В последний раз покосившись на картину, он начал тереть глаза, словно в них попал слезоточивый газ:

– Ох ты господи. Где была твоя голова?

– Зачем так агрессивно? – спросил я. – О вкусах не спорят. – А затем, что вкус у тебя мерзопакостный, – отрезал отец. И вслух задумался о Треснувшем, который до сих пор висит у него в холле, у двери в гостиную. – Три комка глины, прилепленные цементом к дощечке, а я каждый божий день сижу и на него смотрю, – сказал он. – Не просто там краем глаза. Пристально. Созерцаю, если ты понимаешь, что это такое. – Понимаю, – сказал я.

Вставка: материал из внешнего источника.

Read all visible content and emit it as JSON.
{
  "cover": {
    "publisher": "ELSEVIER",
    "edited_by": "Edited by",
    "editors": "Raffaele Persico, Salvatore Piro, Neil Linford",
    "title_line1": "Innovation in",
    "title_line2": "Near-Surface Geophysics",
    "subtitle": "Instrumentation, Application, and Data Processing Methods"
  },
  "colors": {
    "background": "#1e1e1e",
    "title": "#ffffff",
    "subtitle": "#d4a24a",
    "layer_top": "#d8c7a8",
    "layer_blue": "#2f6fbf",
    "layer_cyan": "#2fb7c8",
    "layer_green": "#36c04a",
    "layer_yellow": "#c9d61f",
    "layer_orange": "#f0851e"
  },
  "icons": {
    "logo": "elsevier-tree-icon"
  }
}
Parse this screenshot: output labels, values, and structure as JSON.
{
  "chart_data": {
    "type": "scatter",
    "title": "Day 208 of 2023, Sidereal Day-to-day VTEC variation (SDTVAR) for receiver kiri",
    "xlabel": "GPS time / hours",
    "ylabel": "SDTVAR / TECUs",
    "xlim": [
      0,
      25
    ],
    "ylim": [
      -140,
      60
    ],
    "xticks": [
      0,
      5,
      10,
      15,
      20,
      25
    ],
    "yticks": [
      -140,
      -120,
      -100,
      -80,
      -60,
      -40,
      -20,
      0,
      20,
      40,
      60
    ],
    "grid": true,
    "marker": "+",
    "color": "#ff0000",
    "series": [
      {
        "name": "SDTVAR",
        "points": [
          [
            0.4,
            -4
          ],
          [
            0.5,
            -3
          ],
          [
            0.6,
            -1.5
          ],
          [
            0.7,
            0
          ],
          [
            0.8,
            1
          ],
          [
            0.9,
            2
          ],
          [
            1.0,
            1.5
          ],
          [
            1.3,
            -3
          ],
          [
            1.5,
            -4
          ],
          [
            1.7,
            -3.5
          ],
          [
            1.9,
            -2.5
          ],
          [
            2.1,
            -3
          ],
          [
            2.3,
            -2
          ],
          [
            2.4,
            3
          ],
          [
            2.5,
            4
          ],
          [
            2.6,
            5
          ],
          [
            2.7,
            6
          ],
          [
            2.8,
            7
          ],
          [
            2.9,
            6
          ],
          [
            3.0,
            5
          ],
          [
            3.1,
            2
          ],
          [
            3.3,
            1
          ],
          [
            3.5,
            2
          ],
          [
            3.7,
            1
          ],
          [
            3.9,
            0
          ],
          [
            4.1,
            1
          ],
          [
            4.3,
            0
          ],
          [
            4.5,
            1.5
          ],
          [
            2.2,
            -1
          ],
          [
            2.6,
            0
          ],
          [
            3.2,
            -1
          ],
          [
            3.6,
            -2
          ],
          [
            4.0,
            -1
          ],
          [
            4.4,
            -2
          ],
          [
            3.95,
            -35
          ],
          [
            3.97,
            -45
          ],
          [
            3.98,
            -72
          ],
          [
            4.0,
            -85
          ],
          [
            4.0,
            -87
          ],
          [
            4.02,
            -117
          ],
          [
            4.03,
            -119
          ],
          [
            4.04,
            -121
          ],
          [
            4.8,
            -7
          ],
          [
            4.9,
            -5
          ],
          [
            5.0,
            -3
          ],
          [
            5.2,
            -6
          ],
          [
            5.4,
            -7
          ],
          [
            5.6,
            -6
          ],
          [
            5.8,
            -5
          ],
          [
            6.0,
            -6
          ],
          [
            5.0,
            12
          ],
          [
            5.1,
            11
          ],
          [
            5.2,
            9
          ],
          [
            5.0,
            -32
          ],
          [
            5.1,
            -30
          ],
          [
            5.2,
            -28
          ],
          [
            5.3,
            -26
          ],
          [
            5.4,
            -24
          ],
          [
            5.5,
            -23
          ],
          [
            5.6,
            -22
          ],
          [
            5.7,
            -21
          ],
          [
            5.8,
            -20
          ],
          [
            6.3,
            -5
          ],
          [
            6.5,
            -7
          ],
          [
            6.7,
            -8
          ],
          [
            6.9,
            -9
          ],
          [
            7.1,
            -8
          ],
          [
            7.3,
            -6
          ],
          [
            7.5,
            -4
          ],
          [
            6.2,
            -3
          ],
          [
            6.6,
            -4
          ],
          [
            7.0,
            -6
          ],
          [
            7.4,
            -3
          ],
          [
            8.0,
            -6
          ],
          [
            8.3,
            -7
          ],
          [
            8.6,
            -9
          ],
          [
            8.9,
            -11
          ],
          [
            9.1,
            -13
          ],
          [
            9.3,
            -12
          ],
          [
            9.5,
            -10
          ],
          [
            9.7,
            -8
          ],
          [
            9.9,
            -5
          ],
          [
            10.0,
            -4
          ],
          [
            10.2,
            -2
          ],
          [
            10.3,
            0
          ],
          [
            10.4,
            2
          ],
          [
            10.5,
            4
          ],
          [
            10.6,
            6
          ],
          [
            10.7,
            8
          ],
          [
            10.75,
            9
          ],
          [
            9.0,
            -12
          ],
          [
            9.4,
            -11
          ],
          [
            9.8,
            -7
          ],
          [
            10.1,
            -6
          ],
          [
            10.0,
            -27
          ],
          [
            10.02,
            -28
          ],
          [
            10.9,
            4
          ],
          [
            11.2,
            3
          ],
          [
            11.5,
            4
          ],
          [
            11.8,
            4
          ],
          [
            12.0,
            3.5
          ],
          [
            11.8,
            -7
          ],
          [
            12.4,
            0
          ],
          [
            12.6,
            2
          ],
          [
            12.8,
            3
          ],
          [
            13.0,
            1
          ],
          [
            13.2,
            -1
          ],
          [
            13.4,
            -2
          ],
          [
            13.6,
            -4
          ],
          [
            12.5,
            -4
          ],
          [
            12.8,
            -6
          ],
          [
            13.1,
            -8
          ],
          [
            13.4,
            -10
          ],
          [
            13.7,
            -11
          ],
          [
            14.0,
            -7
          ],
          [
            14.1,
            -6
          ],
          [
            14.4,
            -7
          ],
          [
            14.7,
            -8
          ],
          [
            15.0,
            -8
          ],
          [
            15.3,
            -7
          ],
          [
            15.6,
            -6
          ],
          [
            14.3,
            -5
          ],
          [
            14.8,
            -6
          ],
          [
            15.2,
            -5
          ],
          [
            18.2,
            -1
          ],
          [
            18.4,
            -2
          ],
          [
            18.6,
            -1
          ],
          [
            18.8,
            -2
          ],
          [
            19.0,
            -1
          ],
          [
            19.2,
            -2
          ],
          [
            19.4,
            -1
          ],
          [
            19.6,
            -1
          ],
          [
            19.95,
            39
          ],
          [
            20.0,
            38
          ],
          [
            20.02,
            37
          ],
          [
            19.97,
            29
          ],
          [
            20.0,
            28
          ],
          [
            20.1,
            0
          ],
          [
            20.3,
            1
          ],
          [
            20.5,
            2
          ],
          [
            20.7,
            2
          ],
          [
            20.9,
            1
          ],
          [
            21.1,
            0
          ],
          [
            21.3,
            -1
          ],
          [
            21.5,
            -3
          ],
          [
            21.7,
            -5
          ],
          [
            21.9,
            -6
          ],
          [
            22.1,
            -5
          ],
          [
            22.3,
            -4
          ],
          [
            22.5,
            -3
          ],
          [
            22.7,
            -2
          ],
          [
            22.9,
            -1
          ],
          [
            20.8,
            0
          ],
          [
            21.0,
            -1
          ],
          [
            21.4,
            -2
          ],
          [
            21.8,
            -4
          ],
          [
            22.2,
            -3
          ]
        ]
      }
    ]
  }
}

Пока мои родители не увлеклись коллекционированием произведений искусства, они покупали много всего замечательного. И самая лучшая вещь – бетонная садовая скульптура, которую они где-то отыскали в начале 1960-х. Это мухомор – наверно, фута три высотой – с красной шляпкой в крапинку. У подножия гриба удобно устроился добродушный гном. Отец поставил гриб на заднем дворе, и нас с сестрами поразило – да и теперь поражает – лицо гнома. Он настолько примирен с жизнью! Другие плачут и места себе не находят, когда их вкус ругают или осмеивают, но гном абсолютно спокоен. С бороды свисают сосульки, на остроносые башмаки карабкаются слизняки. «И что с того? – словно бы говорит гном. – Дело житейское». Даже в переходном возрасте, когда у нас развилось чувство иронии, мы никогда не подозревали нашего гнома в пошлости. Никто ни разу не воткнул ему в рот зажженную сигарету, никто не осквернил его, пририсовав половые органы, как случалось с Мистером Аэростатом или маминой Кухонной Колдуньей [6]6
  популярный сувенир-талисман, по поверью на кухне, где есть такая фигурка, никогда ничего не подгорает. – Esquire


[Закрыть]
. Мы с сестрами поочередно покинули родительский дом, и задний двор превратился в свалку. Под сломанными велосипедами и кучами неизрасходованных стройматериалов обосновались змеи, но, приезжая погостить, каждый из нас, собрав волю в кулак, храбро шел во двор ради аудиенции у Мистера Мухомора.

– Далась вам эта статуэтка, – говорила мама. – Фу-ты ну-ты, можно подумать, будто вы в трейлере выросли. Стоя у себя в гостиной в окружении своего собрания, мать часто предостерегала нас, что столкновение со смертью пробуждает в людях худшие черты характера. – Вы-то думаете, что между собой ладите, но только погодите, пока нас с отцом не станет и вам придется делить наследство. Тогда увидите, какие вы оглоеды.

Мы с сестрами всегда воображали, что, когда пробьет час, спокойно пройдем по дому, помечая вещи табличками со своими именами. Тарелки для десерта – Лайзе, миксер – Эми, и так далее, никаких раздоров. Но, как это ни досадно, мы обнаружили, что мухомор хотят заполучить все – и ничего, кроме мухомора. Он олицетворяет, какими когда-то были наши родители, и мы считаем его произведением искусства – в отличие от всех вещей в комнатах. Так и вижу, как после смерти отца мы бешеным галопом врываемся в двери, пробегаем мимо Хибель и Брэдлингтонов, мимо Треснувшего и Мистера Аэростата, по индейской территории, и, сталкивая друг дружку со ступенек, все, как один, поседевшие, несемся к бетонному мухомору.